Australia has joined its international cybersecurity partners and issued recommendations for software manufacturers to adopt secure-by-design and secure-by-default practices.

The Australian Cyber Security Centre (ACSC) has also urged customer organisations to hold their software manufacturers and suppliers to these standards.

Abigail Bradshaw, head of the ACSC, stressed that cybersecurity could not be an afterthought and that consumers deserved products that were secure from the outset.

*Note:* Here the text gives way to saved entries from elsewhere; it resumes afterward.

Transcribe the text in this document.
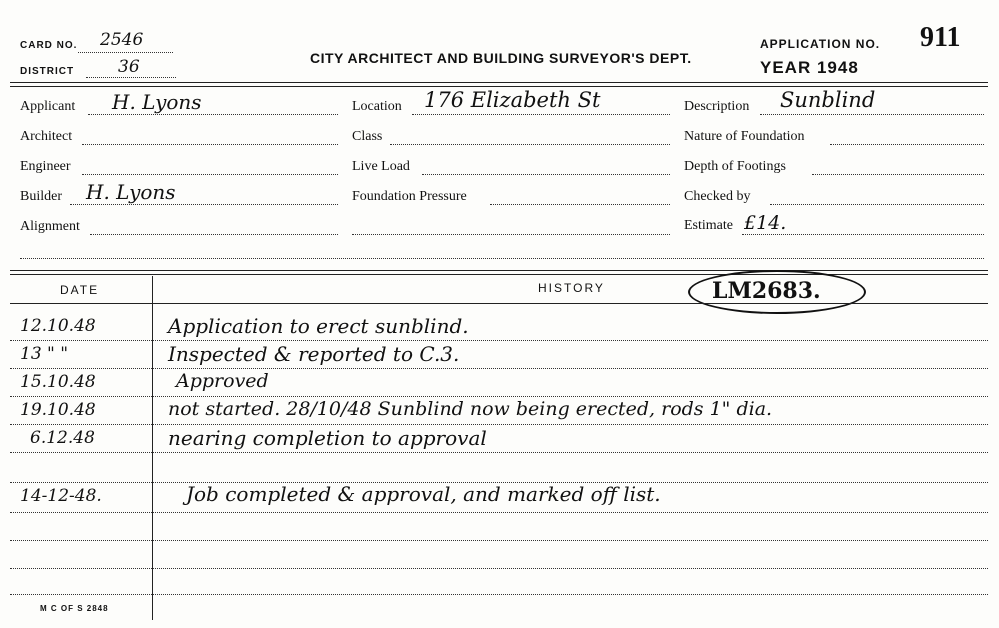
CARD NO. 2546
DISTRICT	36	CITY ARCHITECT AND BUILDING SURVEYOR'S DEPT.
APPLICATION NO. 911
YEAR 1948
Applicant H. Lyons
Architect
Engineer
Builder H. Lyons
Alignment
Location 176 Elizabeth St
Class
Live Load
Foundation Pressure
Description Sunblind
Nature of Foundation
Depth of Footings
Checked by
Estimate £14.
DATE	HISTORY	LM2683.
12.10.48	Application to erect sunblind.
13 " "	Inspected & reported to C.3.
15.10.48	Approved
19.10.48	not started. 28/10/48 Sunblind now being erected, rods 1" dia.
6.12.48	nearing completion to approval
14-12-48.	Job completed & approval, and marked off list.
M C OF S 2848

Authors of the Shifting the Balance of Cybersecurity Risk: Secure-By-Design and Default Principles Guide, co-written by the ACSC alongside fellow cyber agencies in the US, Canada, the UK, Germany, the Netherlands, and New Zealand, urged technology manufacturers to build their products “in a way that prevents customers from having to constantly perform monitoring, routine updates, and damage control on their systems to mitigate cyber intrusions.”

Historically, technology manufacturers relied on fixing vulnerabilities found after customers have deployed the products, requiring the customers to apply those patches at their own expense.

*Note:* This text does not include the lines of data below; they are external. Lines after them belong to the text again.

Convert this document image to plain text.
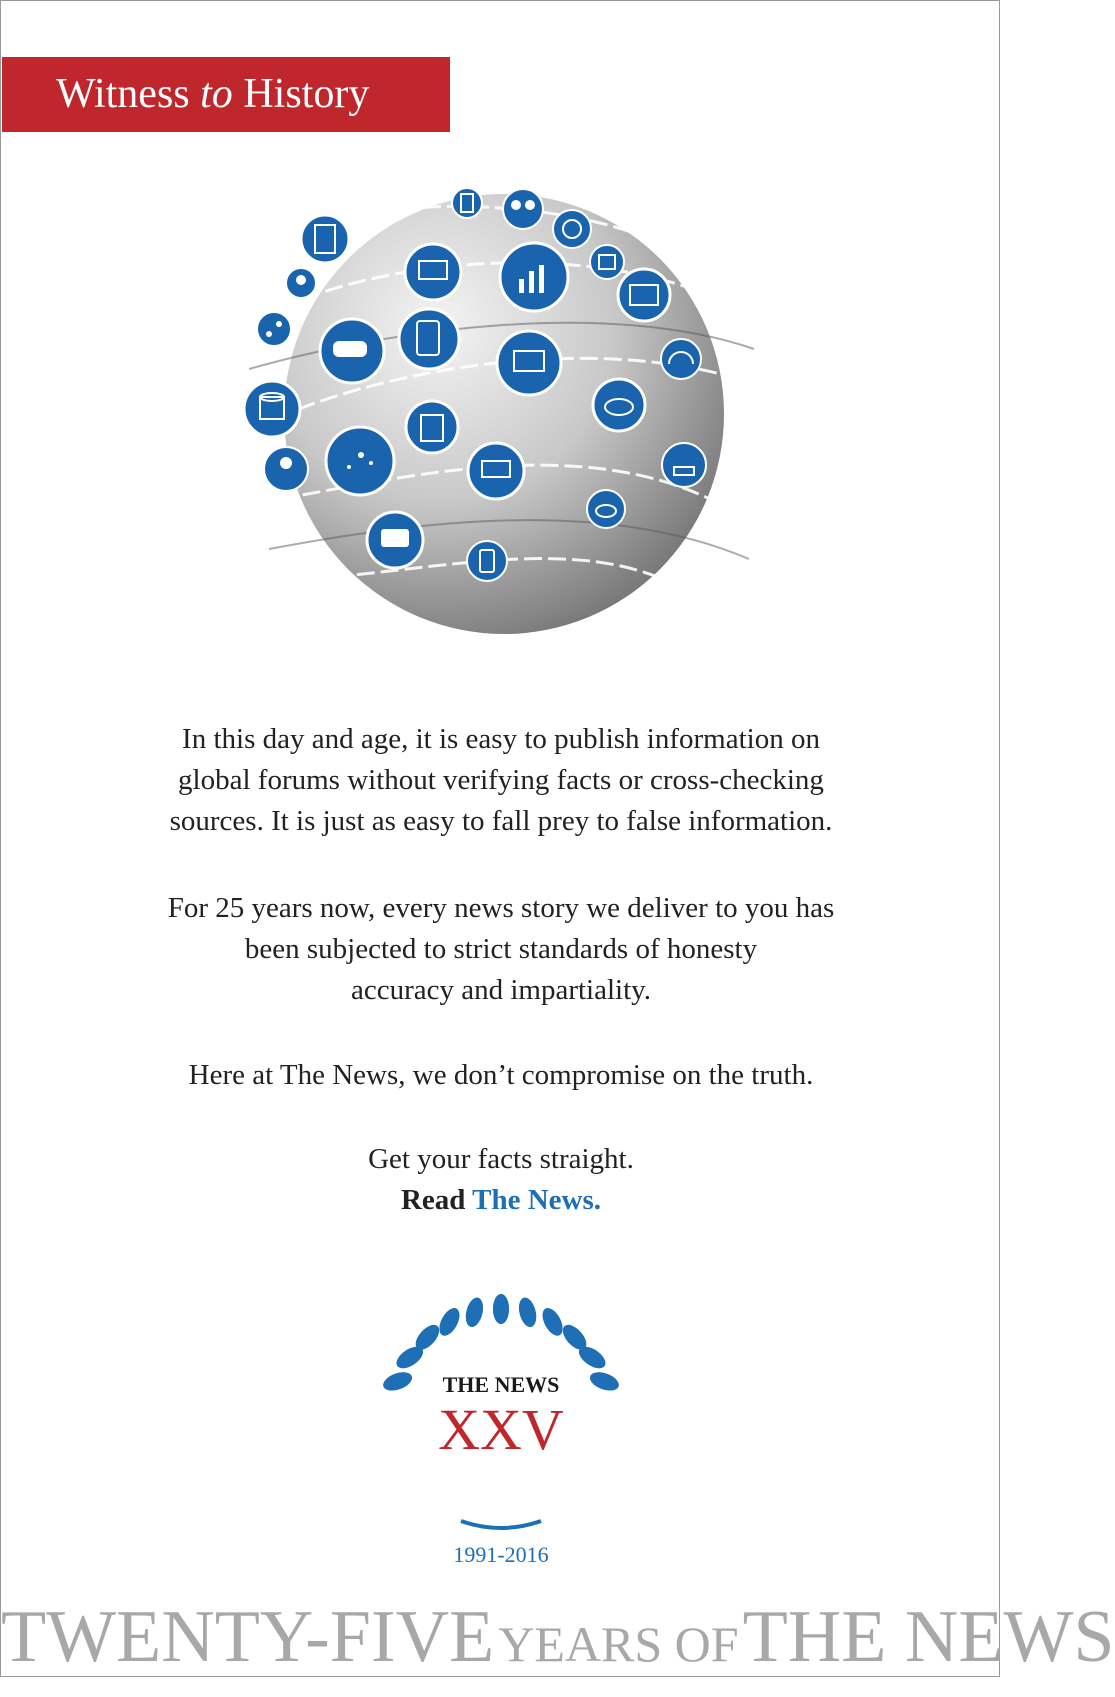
Witness to History

In this day and age, it is easy to publish information on

global forums without verifying facts or cross-checking

sources. It is just as easy to fall prey to false information.

For 25 years now, every news story we deliver to you has

been subjected to strict standards of honesty

accuracy and impartiality.

Here at The News, we don’t compromise on the truth.

Get your facts straight.

Read The News.

THE NEWS
XXV
1991-2016
TWENTY-FIVE YEARS OF THE NEWS
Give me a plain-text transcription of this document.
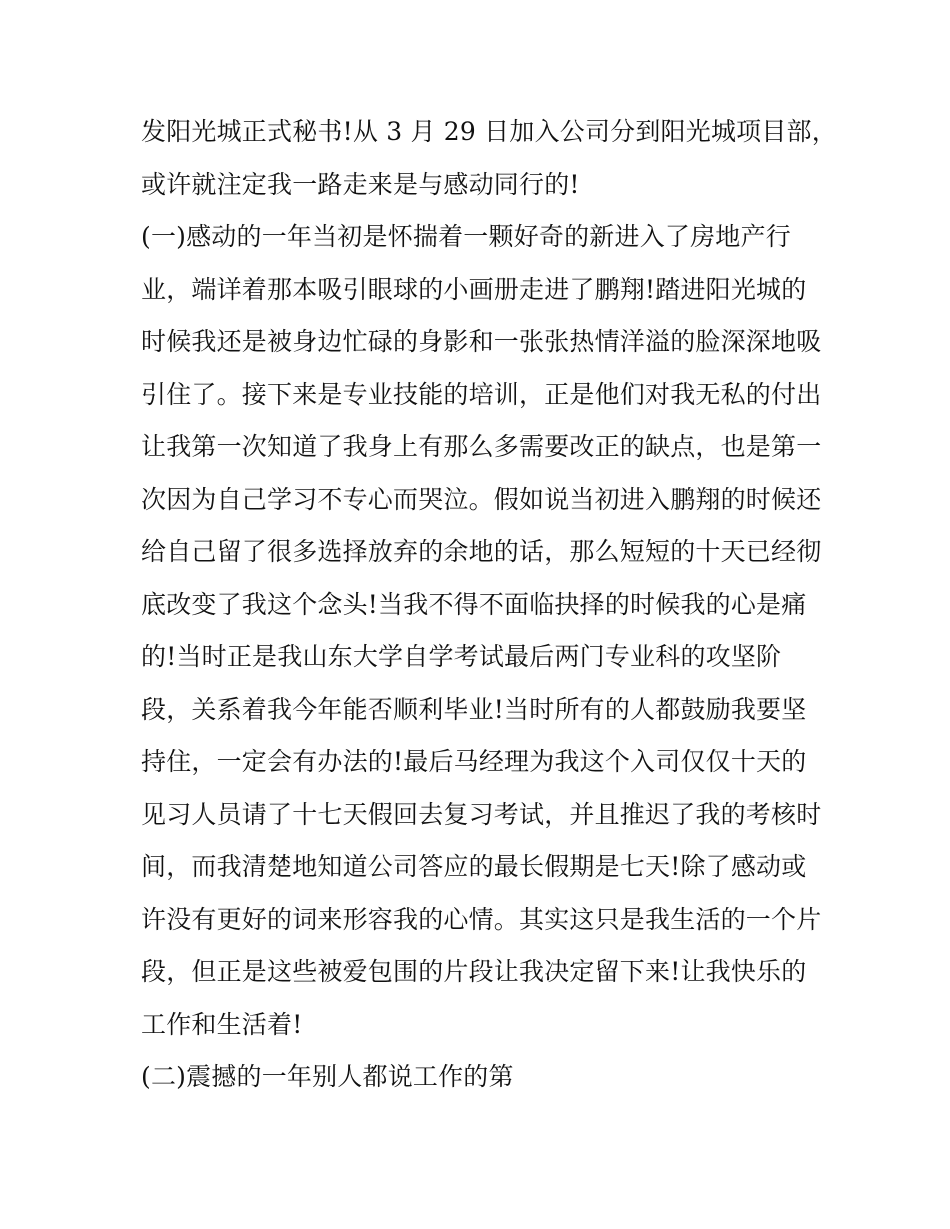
发阳光城正式秘书!从 3 月 29 日加入公司分到阳光城项目部，
或许就注定我一路走来是与感动同行的!
(一)感动的一年当初是怀揣着一颗好奇的新进入了房地产行
业，端详着那本吸引眼球的小画册走进了鹏翔!踏进阳光城的
时候我还是被身边忙碌的身影和一张张热情洋溢的脸深深地吸
引住了。接下来是专业技能的培训，正是他们对我无私的付出
让我第一次知道了我身上有那么多需要改正的缺点，也是第一
次因为自己学习不专心而哭泣。假如说当初进入鹏翔的时候还
给自己留了很多选择放弃的余地的话，那么短短的十天已经彻
底改变了我这个念头!当我不得不面临抉择的时候我的心是痛
的!当时正是我山东大学自学考试最后两门专业科的攻坚阶
段，关系着我今年能否顺利毕业!当时所有的人都鼓励我要坚
持住，一定会有办法的!最后马经理为我这个入司仅仅十天的
见习人员请了十七天假回去复习考试，并且推迟了我的考核时
间，而我清楚地知道公司答应的最长假期是七天!除了感动或
许没有更好的词来形容我的心情。其实这只是我生活的一个片
段，但正是这些被爱包围的片段让我决定留下来!让我快乐的
工作和生活着!
(二)震撼的一年别人都说工作的第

The ACSC stated in its guide that only by tech developers incorporating secure-by-design practices can organisations break the vicious circle of creating and applying fixes.

Products that are ‘secure-by-design’, the guide specified, were those where the security of customers was a core business goal, not simply a technical feature, with this goal baked in before development has even started.

Following this, secure-by-default products were those that were secure to use “out of the box” with little to no configuration changes necessary and security features available without additional cost.

“Together, these two principles move much of the burden of staying secure to manufacturers and reduce the chances that customers will fall victim to security incidents resulting from misconfigurations, insufficiently fast patching, or many other common issues,” the ACSC said in a statement.

The ACSC, alongside the US Government’s Cybersecurity and Infrastructure Security Agency (CISA), National Security Agency (NSA), Federal Bureau of Investigation (FBI) and international partners (listed below), provide in the guide a roadmap for technology manufacturers to increase the security of their products:

  • Canadian Centre for Cyber Security (CCCS)
  • United Kingdom’s National Cyber Security Centre (NCSC-UK)
  • Germany’s Federal Office for Information Security (BSI)
  • Netherlands’ National Cyber Security Centre (NCSC-NL)
  • New Zealand’s National Cyber Security Centre (NCSC-NZ) and Computer Emergency Response Team New Zealand (CERT NZ)

“The authoring agencies recognise the contributions by many private sector partners in advancing security-by-design and security-by-default,” the ACSC said.

“This product is intended to progress an international conversation about key priorities, investments, and decisions necessary to achieve a future where technology is safe, secure, and resilient by design and default.

Toward that end, the authoring agencies seek feedback on this product from interested parties and intend to convene a series of listening sessions to further refine, specify, and advance our guidance to achieve our shared goals.”